Significantly, infection rates have fallen in many African nations, including South Africa and Botswana, where antiretroviral drugs are now being distributed more widely.  The drugs reduce the amount of viral particles in a person’s body and therefore the potential for transmission.

UNAIDS said that the decline in new HIV infections is in part due to changes in sexual behavior, especially among young people.

Among their findings:

- The percentage of young men with multiple partners in the past years decreased in 11 of 19 countries that recorded such data.

- Condom use by men increased in 7 out of 17 countries surveyed and by women in 5 of 17 countries.

However, with some 34 million people still living with HIV around the world, UNAIDS warns against complacency and stresses the need to maintain its long-term strategy and encourage government funding.

State Aids unit sets 5-year goal

Since 1985, over 12,300 people have been diagnosed as HIV positive in Jalisco, of whom 60 percent have died, Blanca Estrada, technical secretary of Coesida, the state-run AIDS prevention department, said this week.
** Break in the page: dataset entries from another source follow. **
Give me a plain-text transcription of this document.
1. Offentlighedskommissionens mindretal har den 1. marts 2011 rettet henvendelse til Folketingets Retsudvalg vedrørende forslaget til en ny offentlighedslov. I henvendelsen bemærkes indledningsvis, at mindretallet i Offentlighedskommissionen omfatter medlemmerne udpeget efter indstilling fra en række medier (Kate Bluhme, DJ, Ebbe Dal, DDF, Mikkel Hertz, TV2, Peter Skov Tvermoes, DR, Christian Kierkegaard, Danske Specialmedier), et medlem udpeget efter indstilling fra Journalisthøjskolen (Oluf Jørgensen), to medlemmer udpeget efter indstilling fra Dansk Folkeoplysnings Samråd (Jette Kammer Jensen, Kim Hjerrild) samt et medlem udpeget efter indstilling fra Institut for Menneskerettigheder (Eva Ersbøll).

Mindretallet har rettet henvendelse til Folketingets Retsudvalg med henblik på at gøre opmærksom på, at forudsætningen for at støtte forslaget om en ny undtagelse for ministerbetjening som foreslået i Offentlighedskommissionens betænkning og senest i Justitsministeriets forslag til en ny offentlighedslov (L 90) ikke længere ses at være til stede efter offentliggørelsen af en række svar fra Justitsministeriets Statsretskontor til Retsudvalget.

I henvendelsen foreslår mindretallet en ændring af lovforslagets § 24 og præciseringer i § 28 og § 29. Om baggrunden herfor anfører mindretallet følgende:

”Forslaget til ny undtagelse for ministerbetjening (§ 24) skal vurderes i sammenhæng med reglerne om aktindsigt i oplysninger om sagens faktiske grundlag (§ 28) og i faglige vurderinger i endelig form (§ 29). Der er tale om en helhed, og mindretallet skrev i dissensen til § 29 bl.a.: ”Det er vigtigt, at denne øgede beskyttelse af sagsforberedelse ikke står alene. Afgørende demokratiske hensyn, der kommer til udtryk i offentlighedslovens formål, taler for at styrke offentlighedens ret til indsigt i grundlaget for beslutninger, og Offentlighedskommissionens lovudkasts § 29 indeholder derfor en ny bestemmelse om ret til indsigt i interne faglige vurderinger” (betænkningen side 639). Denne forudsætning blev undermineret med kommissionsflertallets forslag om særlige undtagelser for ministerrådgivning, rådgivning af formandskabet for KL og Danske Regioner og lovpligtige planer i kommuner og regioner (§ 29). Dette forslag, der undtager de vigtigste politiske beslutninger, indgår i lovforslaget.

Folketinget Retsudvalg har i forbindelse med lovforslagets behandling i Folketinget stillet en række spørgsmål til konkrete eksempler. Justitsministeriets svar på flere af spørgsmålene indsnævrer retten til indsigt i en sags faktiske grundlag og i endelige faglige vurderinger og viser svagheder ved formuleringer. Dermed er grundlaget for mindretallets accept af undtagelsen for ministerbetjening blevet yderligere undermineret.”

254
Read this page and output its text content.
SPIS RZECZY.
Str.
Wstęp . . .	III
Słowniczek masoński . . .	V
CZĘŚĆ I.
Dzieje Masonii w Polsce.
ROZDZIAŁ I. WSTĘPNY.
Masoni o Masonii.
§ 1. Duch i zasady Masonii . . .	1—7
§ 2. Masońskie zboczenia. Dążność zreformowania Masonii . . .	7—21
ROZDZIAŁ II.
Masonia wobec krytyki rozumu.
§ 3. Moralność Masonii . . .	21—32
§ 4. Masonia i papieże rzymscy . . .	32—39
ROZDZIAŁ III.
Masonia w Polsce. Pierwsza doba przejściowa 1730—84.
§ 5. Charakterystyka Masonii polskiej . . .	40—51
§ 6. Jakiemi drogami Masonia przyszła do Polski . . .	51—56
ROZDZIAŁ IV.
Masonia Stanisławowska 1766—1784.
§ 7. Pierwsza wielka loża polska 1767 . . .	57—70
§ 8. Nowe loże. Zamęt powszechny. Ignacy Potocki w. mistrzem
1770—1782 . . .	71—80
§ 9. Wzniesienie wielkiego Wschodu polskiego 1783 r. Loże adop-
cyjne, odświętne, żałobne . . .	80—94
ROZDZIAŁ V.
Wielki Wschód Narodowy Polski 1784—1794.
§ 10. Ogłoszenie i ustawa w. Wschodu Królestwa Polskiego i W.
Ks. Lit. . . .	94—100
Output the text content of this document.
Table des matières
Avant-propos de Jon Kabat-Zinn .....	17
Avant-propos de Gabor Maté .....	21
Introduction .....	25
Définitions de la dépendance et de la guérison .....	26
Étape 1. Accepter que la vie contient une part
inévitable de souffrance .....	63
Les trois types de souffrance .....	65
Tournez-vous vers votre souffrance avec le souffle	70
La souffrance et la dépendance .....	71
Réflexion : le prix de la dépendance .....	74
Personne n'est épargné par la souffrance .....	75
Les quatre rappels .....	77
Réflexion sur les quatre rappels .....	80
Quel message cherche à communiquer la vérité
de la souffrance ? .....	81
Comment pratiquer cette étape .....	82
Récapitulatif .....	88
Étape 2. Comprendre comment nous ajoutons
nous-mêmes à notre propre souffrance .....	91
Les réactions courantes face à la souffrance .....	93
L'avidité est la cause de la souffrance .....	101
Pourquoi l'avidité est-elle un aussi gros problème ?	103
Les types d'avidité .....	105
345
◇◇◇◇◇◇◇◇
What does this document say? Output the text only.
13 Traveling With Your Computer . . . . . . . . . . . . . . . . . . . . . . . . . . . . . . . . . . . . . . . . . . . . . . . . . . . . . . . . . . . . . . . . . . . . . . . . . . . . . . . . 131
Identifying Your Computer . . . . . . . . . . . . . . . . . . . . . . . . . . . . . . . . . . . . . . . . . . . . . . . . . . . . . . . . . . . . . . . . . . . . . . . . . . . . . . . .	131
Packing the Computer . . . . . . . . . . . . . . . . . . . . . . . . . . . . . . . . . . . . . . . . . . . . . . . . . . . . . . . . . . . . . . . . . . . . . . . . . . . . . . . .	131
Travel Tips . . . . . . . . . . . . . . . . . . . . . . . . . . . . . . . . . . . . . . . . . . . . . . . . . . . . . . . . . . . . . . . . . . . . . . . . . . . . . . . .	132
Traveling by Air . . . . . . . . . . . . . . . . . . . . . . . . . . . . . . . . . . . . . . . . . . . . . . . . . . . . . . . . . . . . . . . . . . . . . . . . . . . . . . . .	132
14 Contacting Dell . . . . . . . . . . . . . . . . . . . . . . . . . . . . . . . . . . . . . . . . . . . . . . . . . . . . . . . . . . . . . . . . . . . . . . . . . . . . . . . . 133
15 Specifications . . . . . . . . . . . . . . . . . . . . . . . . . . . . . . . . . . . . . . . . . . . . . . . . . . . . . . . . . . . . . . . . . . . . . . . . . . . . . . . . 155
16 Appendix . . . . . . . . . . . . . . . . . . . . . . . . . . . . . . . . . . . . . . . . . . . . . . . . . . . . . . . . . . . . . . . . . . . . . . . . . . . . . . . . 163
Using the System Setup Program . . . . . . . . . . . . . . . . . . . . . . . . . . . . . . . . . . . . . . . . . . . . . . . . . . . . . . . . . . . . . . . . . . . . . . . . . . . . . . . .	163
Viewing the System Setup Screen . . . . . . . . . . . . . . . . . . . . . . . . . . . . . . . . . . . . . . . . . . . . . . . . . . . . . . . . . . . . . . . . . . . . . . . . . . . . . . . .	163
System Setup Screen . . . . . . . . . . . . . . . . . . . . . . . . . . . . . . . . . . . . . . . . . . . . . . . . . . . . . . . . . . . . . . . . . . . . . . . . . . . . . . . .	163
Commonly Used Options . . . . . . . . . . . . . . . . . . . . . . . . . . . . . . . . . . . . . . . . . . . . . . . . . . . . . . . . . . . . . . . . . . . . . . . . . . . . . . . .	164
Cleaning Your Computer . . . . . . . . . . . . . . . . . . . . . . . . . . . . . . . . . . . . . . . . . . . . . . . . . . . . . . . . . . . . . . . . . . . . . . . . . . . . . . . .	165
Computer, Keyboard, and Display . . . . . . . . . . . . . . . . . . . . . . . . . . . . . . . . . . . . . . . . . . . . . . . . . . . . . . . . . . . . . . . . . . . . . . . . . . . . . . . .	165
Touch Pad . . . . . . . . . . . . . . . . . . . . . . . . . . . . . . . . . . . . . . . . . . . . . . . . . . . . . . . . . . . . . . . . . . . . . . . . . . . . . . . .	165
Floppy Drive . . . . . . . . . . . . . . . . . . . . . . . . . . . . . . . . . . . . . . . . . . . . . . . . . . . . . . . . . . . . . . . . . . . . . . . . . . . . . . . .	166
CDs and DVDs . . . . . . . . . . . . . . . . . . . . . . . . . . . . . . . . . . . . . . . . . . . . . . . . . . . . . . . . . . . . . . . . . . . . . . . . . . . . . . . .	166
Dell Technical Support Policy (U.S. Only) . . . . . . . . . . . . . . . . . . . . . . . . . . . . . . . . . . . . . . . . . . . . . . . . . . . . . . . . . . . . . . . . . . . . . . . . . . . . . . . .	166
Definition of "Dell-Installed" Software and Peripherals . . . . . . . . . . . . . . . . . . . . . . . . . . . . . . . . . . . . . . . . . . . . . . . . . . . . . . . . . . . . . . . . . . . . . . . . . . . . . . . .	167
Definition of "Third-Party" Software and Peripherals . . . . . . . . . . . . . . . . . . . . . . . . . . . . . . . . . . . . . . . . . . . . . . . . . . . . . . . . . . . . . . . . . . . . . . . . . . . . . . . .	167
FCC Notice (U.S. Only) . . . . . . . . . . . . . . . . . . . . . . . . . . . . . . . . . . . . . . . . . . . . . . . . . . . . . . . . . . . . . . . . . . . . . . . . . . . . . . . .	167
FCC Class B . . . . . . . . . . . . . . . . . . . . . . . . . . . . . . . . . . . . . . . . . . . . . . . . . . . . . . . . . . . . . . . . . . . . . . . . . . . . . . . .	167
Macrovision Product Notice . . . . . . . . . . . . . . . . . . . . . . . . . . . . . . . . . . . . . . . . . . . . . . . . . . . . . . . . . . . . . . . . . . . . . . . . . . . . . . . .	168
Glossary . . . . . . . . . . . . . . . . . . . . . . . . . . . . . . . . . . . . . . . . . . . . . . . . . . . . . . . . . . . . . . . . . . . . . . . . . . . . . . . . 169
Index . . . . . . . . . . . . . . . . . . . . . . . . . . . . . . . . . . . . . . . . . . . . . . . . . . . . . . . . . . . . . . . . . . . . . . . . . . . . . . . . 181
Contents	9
But for every one person diagnosed, there are four to five who are living with the disease, she added.

Estrada said the number of new HIV infections registered each year in the state hovers around the 200 mark but that figure could rise with better detection programs.

Coesida’s major goals for the next five years are to maintain and expand responsible sexual education programs at all school levels, develop greater public awareness to lessen discrimination and reduce the number of HIV-related deaths.

Coesida will join with several other civic groups to commemorate World Aids Day. As in previous years, booths will be set up in plazas to provide information on safe sexual practices, as a massive red ribbon will be created behind the Degollado Theater to remember those who have died from Aids.